A tese de Requião, que se baseia fundamentalmente na fraude, sugere que, em situações em que a personalidade jurídica é utilizada de forma abusiva para prejudicar credores, o Judiciário deve desconsiderar este escudo legal. A desconsideração da personalidade jurídica, portanto, atua como um instrumento de justiça, evitando que a legalidade seja usada para fins ilícitos ou contrários à moralidade.
No contexto norte-americano, a desconsideração da personalidade jurídica já era uma prática reconhecida nos tribunais, onde se buscava proteger os interesses de credores e promover a justiça nas transações comerciais. Rubens Requião, ao estudar a aplicação desse conceito nos Estados Unidos, buscava adaptar as lições aprendidas à realidade brasileira, tornando-as relevantes para o nosso ordenamento jurídico.
A análise de Requião sobre referências de casos norte-americanos onde a desconsideração foi aplicada mostra como os tribunais daquele país interpretam a utilização da personalidade jurídica. Por exemplo, diferentes estados nos EUA reconhecem a possibilidade de desconsideração em casos de fraude, abuso de poder e injustiça. Esta flexibilidade é um reflexo da busca por equidade em relações comerciais, um princípio que Requião defendia vigorosamente.

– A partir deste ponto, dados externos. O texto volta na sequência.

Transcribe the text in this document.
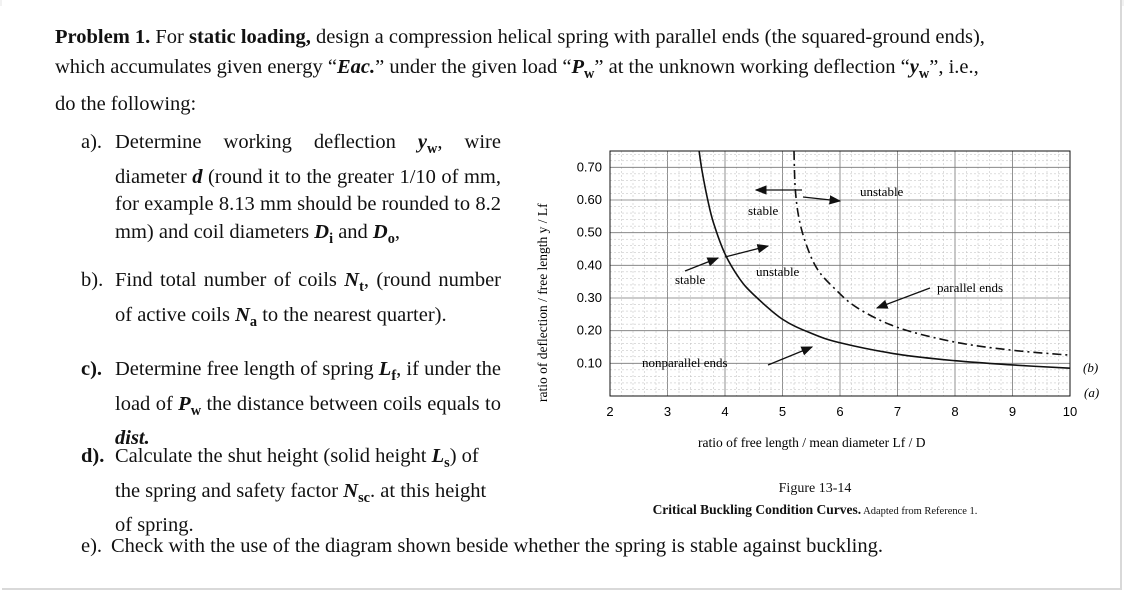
Problem 1. For static loading, design a compression helical spring with parallel ends (the squared-ground ends),
which accumulates given energy “Eac.” under the given load “$P_w$” at the unknown working deflection “$y_w$”, i.e.,
do the following:
a). Determine working deflection $y_w$, wire diameter d (round it to the greater 1/10 of mm, for example 8.13 mm should be rounded to 8.2 mm) and coil diameters $D_i$ and $D_o$,
b). Find total number of coils $N_t$, (round number of active coils $N_a$ to the nearest quarter).
c). Determine free length of spring $L_f$, if under the load of $P_w$ the distance between coils equals to dist.
d). Calculate the shut height (solid height $L_s$) of the spring and safety factor $N_{sc}$. at this height of spring.
e). Check with the use of the diagram shown beside whether the spring is stable against buckling.
2	3	4	5	6	7	8	9	10
0.10
0.20
0.30
0.40
0.50
0.60
0.70
stable
unstable
stable
unstable
parallel ends
nonparallel ends	(b)
(a)
ratio of free length / mean diameter Lf / D
ratio of deflection / free length y / Lf
Figure 13-14
Critical Buckling Condition Curves. Adapted from Reference 1.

Conforme Requião explicou, a aplicação deste princípio no Brasil enfrentava resistência devido ao medo de incertezas jurídicas e ao desejo de preservar a autonomia da pessoa jurídica. No entanto, ele argumentava que a proteção dos credores e a moralidade dos negócios não deveriam ser comprometidas em nome da rigidez legal. A adaptação da jurisprudência para incluir a possibilidade de desconsideração da personalidade jurídica poderia trazer um avanço significativo ao sistema legal brasileiro, aumentando a segurança nas transações comerciais.

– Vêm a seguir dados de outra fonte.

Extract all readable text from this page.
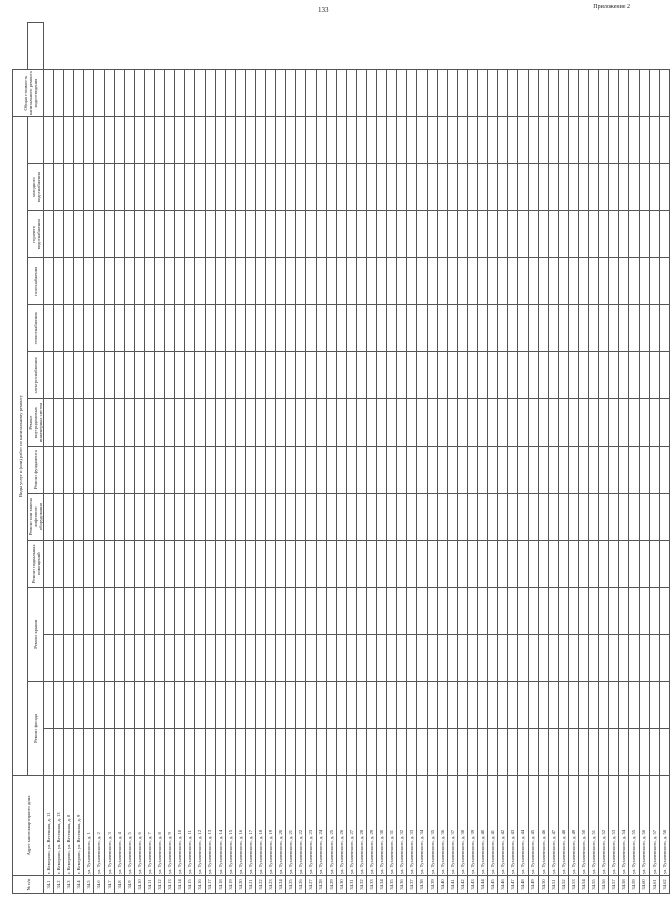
133	Приложение 2
№ п/п	Адрес многоквартирного дома	Виды услуг и (или) работ по капитальному ремонту														Общая стоимость капитального ремонта
		Ремонт фасада		Ремонт крыши		Ремонт подвальных помещений	Ремонт или замена лифтового оборудования	Ремонт фундамента	Ремонт внутридомовых инженерных систем	электроснабжения	теплоснабжения	газоснабжения	горячего водоснабжения	холодного водоснабжения	водоотведения	
34.1	г. Кемерово, ул. Весенняя, д. 11															
34.2	г. Кемерово, ул. Весенняя, д. 13															
34.3	г. Кемерово, ул. Весенняя, д. 8															
34.4	г. Кемерово, ул. Весенняя, д. 9															
34.5	ул. Тухачевского, д. 1															
34.6	ул. Тухачевского, д. 2															
34.7	ул. Тухачевского, д. 3															
34.8	ул. Тухачевского, д. 4															
34.9	ул. Тухачевского, д. 5															
34.10	ул. Тухачевского, д. 6															
34.11	ул. Тухачевского, д. 7															
34.12	ул. Тухачевского, д. 8															
34.13	ул. Тухачевского, д. 9															
34.14	ул. Тухачевского, д. 10															
34.15	ул. Тухачевского, д. 11															
34.16	ул. Тухачевского, д. 12															
34.17	ул. Тухачевского, д. 13															
34.18	ул. Тухачевского, д. 14															
34.19	ул. Тухачевского, д. 15															
34.20	ул. Тухачевского, д. 16															
34.21	ул. Тухачевского, д. 17															
34.22	ул. Тухачевского, д. 18															
34.23	ул. Тухачевского, д. 19															
34.24	ул. Тухачевского, д. 20															
34.25	ул. Тухачевского, д. 21															
34.26	ул. Тухачевского, д. 22															
34.27	ул. Тухачевского, д. 23															
34.28	ул. Тухачевского, д. 24															
34.29	ул. Тухачевского, д. 25															
34.30	ул. Тухачевского, д. 26															
34.31	ул. Тухачевского, д. 27															
34.32	ул. Тухачевского, д. 28															
34.33	ул. Тухачевского, д. 29															
34.34	ул. Тухачевского, д. 30															
34.35	ул. Тухачевского, д. 31															
34.36	ул. Тухачевского, д. 32															
34.37	ул. Тухачевского, д. 33															
34.38	ул. Тухачевского, д. 34															
34.39	ул. Тухачевского, д. 35															
34.40	ул. Тухачевского, д. 36															
34.41	ул. Тухачевского, д. 37															
34.42	ул. Тухачевского, д. 38															
34.43	ул. Тухачевского, д. 39															
34.44	ул. Тухачевского, д. 40															
34.45	ул. Тухачевского, д. 41															
34.46	ул. Тухачевского, д. 42															
34.47	ул. Тухачевского, д. 43															
34.48	ул. Тухачевского, д. 44															
34.49	ул. Тухачевского, д. 45															
34.50	ул. Тухачевского, д. 46															
34.51	ул. Тухачевского, д. 47															
34.52	ул. Тухачевского, д. 48															
34.53	ул. Тухачевского, д. 49															
34.54	ул. Тухачевского, д. 50															
34.55	ул. Тухачевского, д. 51															
34.56	ул. Тухачевского, д. 52															
34.57	ул. Тухачевского, д. 53															
34.58	ул. Тухачевского, д. 54															
34.59	ул. Тухачевского, д. 55															
34.60	ул. Тухачевского, д. 56															
34.61	ул. Тухачевского, д. 57															
34.62	ул. Тухачевского, д. 58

A propagação desta ideia ao longo dos anos levou à inclusão do conceito no Código Civil brasileiro, onde a desconsideração da personalidade jurídica é reconhecida como um recurso legítimo para casos onde existem indícios claros de fraude. Isso demonstrou que a visão de Requião não apenas era progressista, mas também fundamental para a adaptação de normas legais que protegem tanto os sócios quando atuam de boa-fé quanto os credores que buscam a justiça em transações comerciais.
Nos dias atuais, as decisões sobre desconsideração da personalidade jurídica são frequentemente discutidas em tribunais brasileiros, refletindo o legado de Requião e sua análise crítica do Direito norte-americano. O conceito se tornou uma prática comum nas disputas comerciais, solidificando a sua importância na proteção dos interesses dos credores e na promoção da boa-fé nas relações empresariais.
As contribuições de Rubens Requião para o Direito brasileiro e sua análise do modelo norte-americano continuam a ser relevantes, proporcionando uma base sólida para os advogados e juristas que lidam com questões envolvendo a desconsideração da personalidade jurídica em situações de fraude. Ele mostrou que o direito não deve ser um mero conjunto de regras, mas sim um instrumento para a justiça social e econômica.
Portanto, a evolução desse conceito não é apenas uma questão de teoria jurídica, mas uma ferramenta prática que ajuda a moldar um ambiente comercial mais justo e equitativo. A obra de Requião permanece como um marco relevante na formação do entendimento contemporâneo sobre a desconsideração da personalidade jurídica no Brasil.